Esta única política resolve os principais problemas econômicos

Nota do Editor
O Ministro da Economia Paulo Guedes, em um evento recente, disse,
corretamente, que:

Nós somos 200 milhões de trouxas explorados por duas empreiteiras, quatro
bancos, uma produtora de petróleo, e seis distribuidoras de gás. Não há surpresa
em por que o povo brasileiro segue empobrecido. São poucos produtores,
mercados cartelizados, preços caros, e, ainda por cima, uma chuva de impostos.
Sobra o quê? Sobra pouco. Então, despertar as forças competitivas é o que nós
estamos fazendo desde o início.
E prosseguiu:

Nós não despertamos, ainda, as forças de mercado. Jamais despertamos as forças


de mercado. O Brasil é um gigante acorrentado. O Brasil é um país amarrado por
todos os lados.
E então ele citou seus dois livros favoritos sobre o assunto: O caminho da
servidão e Prosperidade por meio da competição.
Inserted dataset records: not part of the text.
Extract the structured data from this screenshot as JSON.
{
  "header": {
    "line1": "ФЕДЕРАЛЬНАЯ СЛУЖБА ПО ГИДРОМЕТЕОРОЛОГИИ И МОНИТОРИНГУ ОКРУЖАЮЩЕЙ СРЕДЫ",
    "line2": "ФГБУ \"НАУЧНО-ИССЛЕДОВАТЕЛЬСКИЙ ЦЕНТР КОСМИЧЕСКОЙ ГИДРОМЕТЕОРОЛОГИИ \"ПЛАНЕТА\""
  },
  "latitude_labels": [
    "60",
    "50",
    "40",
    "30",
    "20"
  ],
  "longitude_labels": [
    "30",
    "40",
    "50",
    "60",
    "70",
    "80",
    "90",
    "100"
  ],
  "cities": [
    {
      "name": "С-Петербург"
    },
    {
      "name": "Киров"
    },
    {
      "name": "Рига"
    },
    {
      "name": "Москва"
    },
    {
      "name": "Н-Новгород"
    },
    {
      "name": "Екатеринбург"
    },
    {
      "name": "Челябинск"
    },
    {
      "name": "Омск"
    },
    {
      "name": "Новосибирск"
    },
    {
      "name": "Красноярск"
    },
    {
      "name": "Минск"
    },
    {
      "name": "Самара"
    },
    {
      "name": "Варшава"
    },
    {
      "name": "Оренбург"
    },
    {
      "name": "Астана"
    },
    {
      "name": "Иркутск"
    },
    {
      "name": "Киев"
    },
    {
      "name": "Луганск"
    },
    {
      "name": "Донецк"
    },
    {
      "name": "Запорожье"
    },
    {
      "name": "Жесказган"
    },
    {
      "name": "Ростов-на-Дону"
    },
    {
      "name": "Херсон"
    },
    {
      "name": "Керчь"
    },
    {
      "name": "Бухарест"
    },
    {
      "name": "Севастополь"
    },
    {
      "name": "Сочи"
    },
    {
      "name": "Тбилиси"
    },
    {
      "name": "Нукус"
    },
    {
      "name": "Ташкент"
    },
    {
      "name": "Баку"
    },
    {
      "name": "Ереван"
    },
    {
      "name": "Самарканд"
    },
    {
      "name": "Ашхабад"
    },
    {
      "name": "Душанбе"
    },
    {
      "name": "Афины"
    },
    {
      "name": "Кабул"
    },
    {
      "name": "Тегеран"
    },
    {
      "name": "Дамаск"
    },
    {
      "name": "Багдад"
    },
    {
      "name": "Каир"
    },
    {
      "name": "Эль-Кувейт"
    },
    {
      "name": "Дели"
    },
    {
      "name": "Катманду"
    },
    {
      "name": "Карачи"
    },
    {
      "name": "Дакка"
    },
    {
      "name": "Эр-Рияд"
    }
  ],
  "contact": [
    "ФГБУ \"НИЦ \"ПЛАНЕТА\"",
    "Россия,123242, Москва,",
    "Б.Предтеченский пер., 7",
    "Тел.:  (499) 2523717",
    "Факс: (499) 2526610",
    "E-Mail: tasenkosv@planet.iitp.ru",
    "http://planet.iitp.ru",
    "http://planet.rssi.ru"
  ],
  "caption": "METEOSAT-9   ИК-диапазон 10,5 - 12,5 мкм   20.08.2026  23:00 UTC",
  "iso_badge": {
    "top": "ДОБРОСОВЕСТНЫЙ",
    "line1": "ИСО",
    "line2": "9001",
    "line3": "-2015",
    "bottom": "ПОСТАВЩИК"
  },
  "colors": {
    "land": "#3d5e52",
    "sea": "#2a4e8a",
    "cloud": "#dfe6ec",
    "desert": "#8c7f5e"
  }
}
Em "O Caminho da Servidão", Friedrich Hayek explica em detalhes como a


expansão de políticas estatizantes destrói a capacidade produtiva e a capacidade de
iniciativa de um povo. Trata-se de uma explicação simples, porém detalhada, de
como o estatismo degenera os regimes políticos, cria corrupção e destrói os
sistemas econômicos.

Tal fenômeno, lamentavelmente, já ocorreu diversas vezes na história. O mais


recente exemplo prático é o da Venezuela, cujos cidadãos estão sofrendo
exatamente esta degeneração completa do regime político e econômico, com
hiperinflação, destruição de riqueza e milhões de pessoas fugindo do próprio país.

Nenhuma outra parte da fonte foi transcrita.